A Crise contemporânea é descrita por Joseph Fontana, em El futuro es un país extraño. Reflexión sobre la crisis global de comienzos del siglo XXI, em que descreve a drástica decadência da sociedade de consumo, onde os filhos vivem menos e em piores condições de vida que seus pais. Em outras palavras, a geração atual não ascende socialmente, mas decai. Para o autor, a decadência sistêmica é agravada entre outras causas, pela privatização da política, crescimento da guerra do terror e pelos interesses bélicos norte americanos (que dominaram o mundo como nunca antes). A saída para o autor está na construção de um Novo Mundo. Porém, esta saída já existiu no período colonial com os desterrados da própria terra, mas parece que não se encontra no momento como uma alternativa. Os desterrados estão agora em outras terras.

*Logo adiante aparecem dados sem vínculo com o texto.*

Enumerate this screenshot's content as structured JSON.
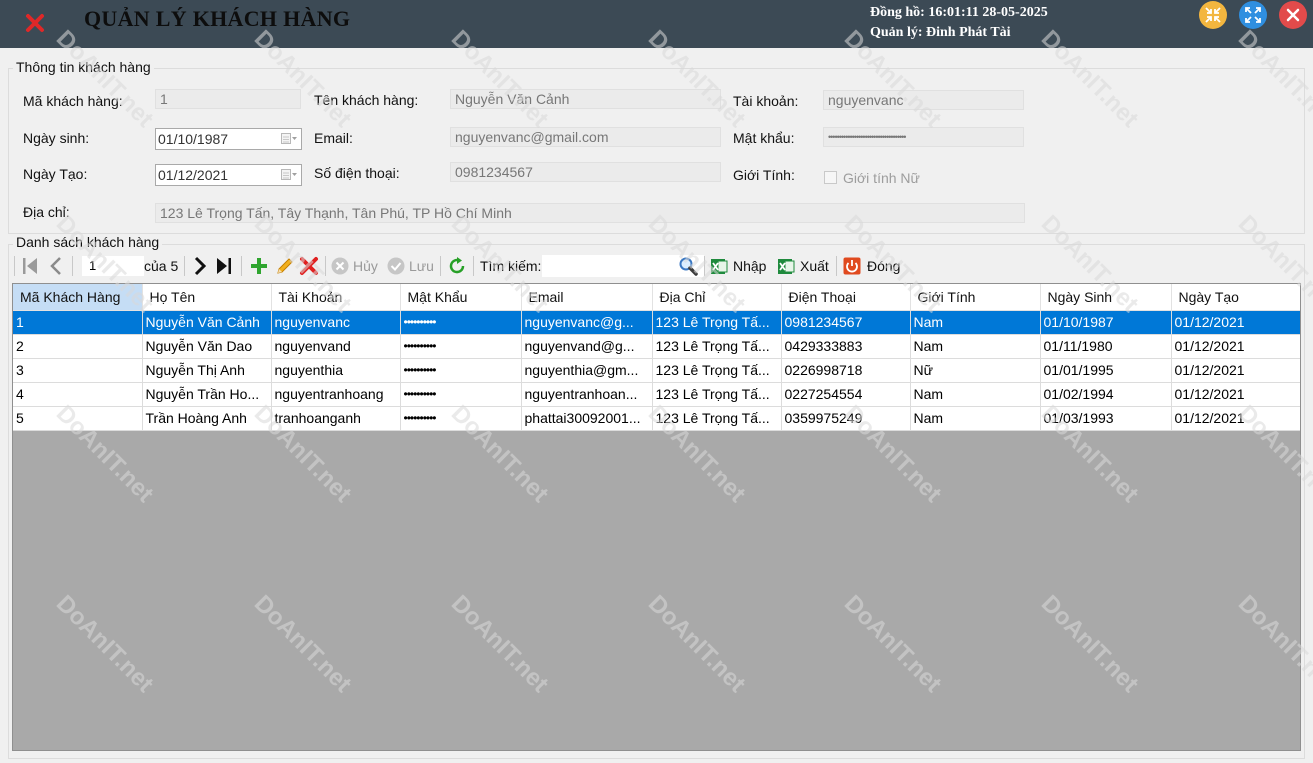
{
  "titlebar": {
    "title": "QUẢN LÝ KHÁCH HÀNG",
    "clock": "Đồng hồ: 16:01:11 28-05-2025",
    "manager": "Quản lý: Đinh Phát Tài"
  },
  "info": {
    "legend": "Thông tin khách hàng",
    "ma_kh_label": "Mã khách hàng:",
    "ma_kh_value": "1",
    "ten_kh_label": "Tên khách hàng:",
    "ten_kh_value": "Nguyễn Văn Cảnh",
    "tai_khoan_label": "Tài khoản:",
    "tai_khoan_value": "nguyenvanc",
    "ngay_sinh_label": "Ngày sinh:",
    "ngay_sinh_value": "01/10/1987",
    "email_label": "Email:",
    "email_value": "nguyenvanc@gmail.com",
    "mat_khau_label": "Mật khẩu:",
    "mat_khau_value": "••••••••••••••••••••••••••••••••••••",
    "ngay_tao_label": "Ngày Tạo:",
    "ngay_tao_value": "01/12/2021",
    "sdt_label": "Số điện thoại:",
    "sdt_value": "0981234567",
    "gioi_tinh_label": "Giới Tính:",
    "gioi_tinh_check": "Giới tính Nữ",
    "dia_chi_label": "Địa chỉ:",
    "dia_chi_value": "123 Lê Trọng Tấn, Tây Thạnh, Tân Phú, TP Hồ Chí Minh"
  },
  "list": {
    "legend": "Danh sách khách hàng"
  },
  "toolbar": {
    "position": "1",
    "of_count": "của 5",
    "cancel": "Hủy",
    "save": "Lưu",
    "search_label": "Tìm kiếm:",
    "import": "Nhập",
    "export": "Xuất",
    "close": "Đóng"
  },
  "grid": {
    "columns": [
      "Mã Khách Hàng",
      "Họ Tên",
      "Tài Khoản",
      "Mật Khẩu",
      "Email",
      "Địa Chỉ",
      "Điện Thoại",
      "Giới Tính",
      "Ngày Sinh",
      "Ngày Tạo"
    ],
    "rows": [
      [
        "1",
        "Nguyễn Văn Cảnh",
        "nguyenvanc",
        "••••••••••",
        "nguyenvanc@g...",
        "123 Lê Trọng Tấ...",
        "0981234567",
        "Nam",
        "01/10/1987",
        "01/12/2021"
      ],
      [
        "2",
        "Nguyễn Văn Dao",
        "nguyenvand",
        "••••••••••",
        "nguyenvand@g...",
        "123 Lê Trọng Tấ...",
        "0429333883",
        "Nam",
        "01/11/1980",
        "01/12/2021"
      ],
      [
        "3",
        "Nguyễn Thị Anh",
        "nguyenthia",
        "••••••••••",
        "nguyenthia@gm...",
        "123 Lê Trọng Tấ...",
        "0226998718",
        "Nữ",
        "01/01/1995",
        "01/12/2021"
      ],
      [
        "4",
        "Nguyễn Trần Ho...",
        "nguyentranhoang",
        "••••••••••",
        "nguyentranhoan...",
        "123 Lê Trọng Tấ...",
        "0227254554",
        "Nam",
        "01/02/1994",
        "01/12/2021"
      ],
      [
        "5",
        "Trần Hoàng Anh",
        "tranhoanganh",
        "••••••••••",
        "phattai30092001...",
        "123 Lê Trọng Tấ...",
        "0359975249",
        "Nam",
        "01/03/1993",
        "01/12/2021"
      ]
    ]
  },
  "watermark": "DoAnIT.net",
  "colors": {
    "titlebar": "#3c4a55",
    "selection": "#0078d7",
    "grid_bg": "#a9a9a9"
  }
}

Enquanto Fontana trata da crise pública em termos históricos. Carme Riera descreve as suas memórias de infância, ou seja, trata da vida privada e do cotidiano. Estas duas análises, aparentemente excludentes e até díspares, na verdade se complementam, pois é perceptível o encanto do passado e o desencanto do mundo atual nas duas obras publicadas em 2013, por dois indivíduos de gênero diferentes que convivem no meio universitário catalão e no mundo, e principalmente, em um Estado em crise. Não é por acaso que o movimento separatista catalão tem crescido.

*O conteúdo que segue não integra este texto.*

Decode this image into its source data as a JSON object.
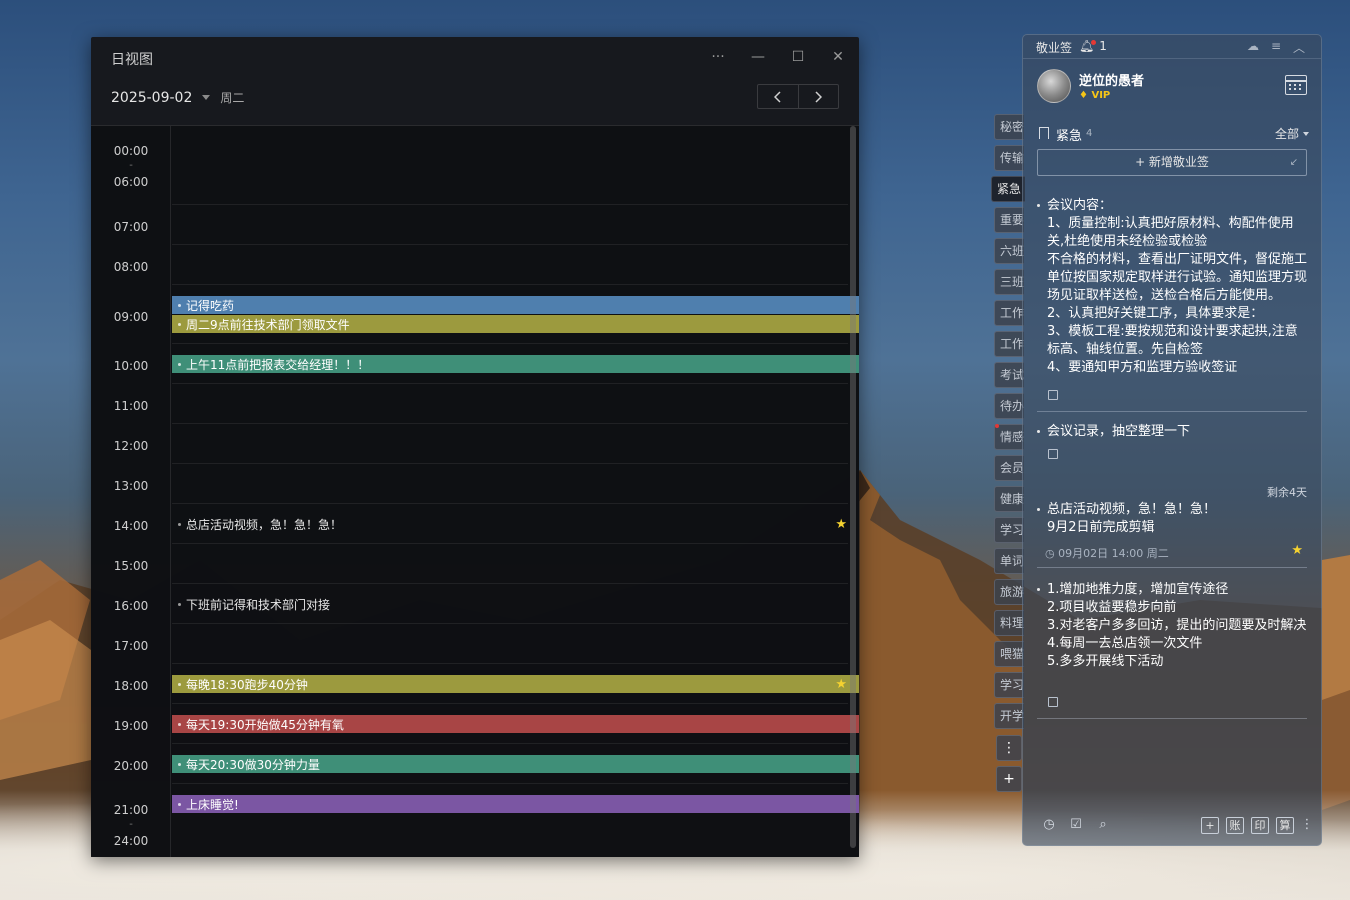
{
  "calendar": {
    "title": "日视图",
    "date": "2025-09-02",
    "weekday": "周二",
    "controls": {
      "more": "···",
      "minimize": "—",
      "maximize": "☐",
      "close": "✕"
    },
    "nav": {
      "prev": "‹",
      "next": "›"
    },
    "time_labels": [
      "00:00",
      "06:00",
      "07:00",
      "08:00",
      "09:00",
      "10:00",
      "11:00",
      "12:00",
      "13:00",
      "14:00",
      "15:00",
      "16:00",
      "17:00",
      "18:00",
      "19:00",
      "20:00",
      "21:00",
      "24:00"
    ],
    "collapsed_marker": "-",
    "events": [
      {
        "title": "记得吃药",
        "color": "#4f7fae",
        "starred": false
      },
      {
        "title": "周二9点前往技术部门领取文件",
        "color": "#9c9a3e",
        "starred": false
      },
      {
        "title": "上午11点前把报表交给经理！！！",
        "color": "#3f8f78",
        "starred": false
      },
      {
        "title": "总店活动视频，急！急！急！",
        "color": "",
        "starred": true
      },
      {
        "title": "下班前记得和技术部门对接",
        "color": "",
        "starred": false
      },
      {
        "title": "每晚18:30跑步40分钟",
        "color": "#9c9a3e",
        "starred": true
      },
      {
        "title": "每天19:30开始做45分钟有氧",
        "color": "#a84545",
        "starred": false
      },
      {
        "title": "每天20:30做30分钟力量",
        "color": "#3f8f78",
        "starred": false
      },
      {
        "title": "上床睡觉!",
        "color": "#7b56a3",
        "starred": false
      }
    ]
  },
  "tabs": [
    "秘密",
    "传输",
    "紧急",
    "重要",
    "六班",
    "三班",
    "工作",
    "工作",
    "考试",
    "待办",
    "情感",
    "会员",
    "健康",
    "学习",
    "单词",
    "旅游",
    "料理",
    "喂猫",
    "学习",
    "开学"
  ],
  "tab_more": "⋮",
  "tab_add": "+",
  "notes": {
    "app_name": "敬业签",
    "bell_count": "1",
    "top_icons": {
      "cloud": "☁",
      "menu": "≡",
      "collapse": "︿"
    },
    "user": {
      "name": "逆位的愚者",
      "badge": "VIP"
    },
    "category": {
      "name": "紧急",
      "count": "4",
      "filter": "全部"
    },
    "add_button": "+ 新增敬业签",
    "add_shortcut": "↙",
    "items": [
      {
        "text": "会议内容：\n1、质量控制:认真把好原材料、构配件使用关,杜绝使用未经检验或检验\n不合格的材料，查看出厂证明文件，督促施工单位按国家规定取样进行试验。通知监理方现场见证取样送检，送检合格后方能使用。\n2、认真把好关键工序，具体要求是：\n3、模板工程:要按规范和设计要求起拱,注意标高、轴线位置。先自检签\n4、要通知甲方和监理方验收签证"
      },
      {
        "text": "会议记录，抽空整理一下"
      },
      {
        "text": "总店活动视频，急！急！急！\n9月2日前完成剪辑",
        "remaining": "剩余4天",
        "meta": "09月02日 14:00 周二"
      },
      {
        "text": "1.增加地推力度，增加宣传途径\n2.项目收益要稳步向前\n3.对老客户多多回访，提出的问题要及时解决\n4.每周一去总店领一次文件\n5.多多开展线下活动"
      }
    ],
    "bottom": {
      "clock": "◷",
      "check": "☑",
      "search": "⌕",
      "add": "+",
      "account": "账",
      "print": "印",
      "calc": "算",
      "more": "⋮"
    }
  },
  "colors": {
    "star": "#f5d230",
    "accent_vip": "#f5c518"
  }
}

Ao enquadrar as duas obras em um esquema, pode-se perceber a visão feminina de Riera, tratando da vida privada, da casa, da infância, da família, das preocupações com o pisicológico e a visão masculina de Fontana abordando a vida publica, a política econômica, os conflitos sociais e a guerra de terror, valorizada pela política norte americana. Sobre as contradições e desigualdades norte americanas, um amigo monárquico castelhano disse: como pode um país com o desenvolvimento econômico como os Estados Unidos enviar pessoas inocentes para a pena de morte? Como eles não possuem um sistema de saúde público? Descobrimos agora que nós temos um sistema público de saúde e eles não. Como isto é possível? O Estado Liberal, a terceira via, mesmo para a direita espanhola é impensável, bem como o fim do sistema de saúde e da aposentadoria pública.
Em Berlim, um alemão me contava que no tempo do muro, os alemães do leste possuíam casa e emprego, mas não televisão. Ademais, enquanto na Berlim do Oeste era expressamente proibido por lei haver relações sexuais com o mesmo sexo, no Leste, esta lei havia caído por muito tempo. E agora, muitos dos alemães do leste estão sem emprego e casas, mas com tvs coloridas, bem como, diferente da França e do governo de direita espanhol, não há lei, e parece que também nem o apoio do executivo, a favor do casamento entre o mesmo sexo. O legislativo parece ter tomado também ali a iniciativa.
Tal reflexão faz parte do regresso político desenvolvidos amplamente nas décadas de 1980 e 1990. Está se colhendo no momento atual o que foi plantado neste período. E parece que o Estado Alemão não acordou para as desigualdades crescentes do próprio país. Berlim, cidade dos exilados turcos e brasileiros, parece ser o estado de exceção. Como dizia, Madame de Staël, em suas Memoire, depois de dez anos no exílio, no início do século XIX, fugindo do governo napoleônico: “Quoi quil en soit, Berlin était un des pays les plus heureux de la terre et le plus éclairés”. Para alguns exilados brasileiros nesta cidade e em outras como Londres, a única tristeza é a culpa por não quererem retornar.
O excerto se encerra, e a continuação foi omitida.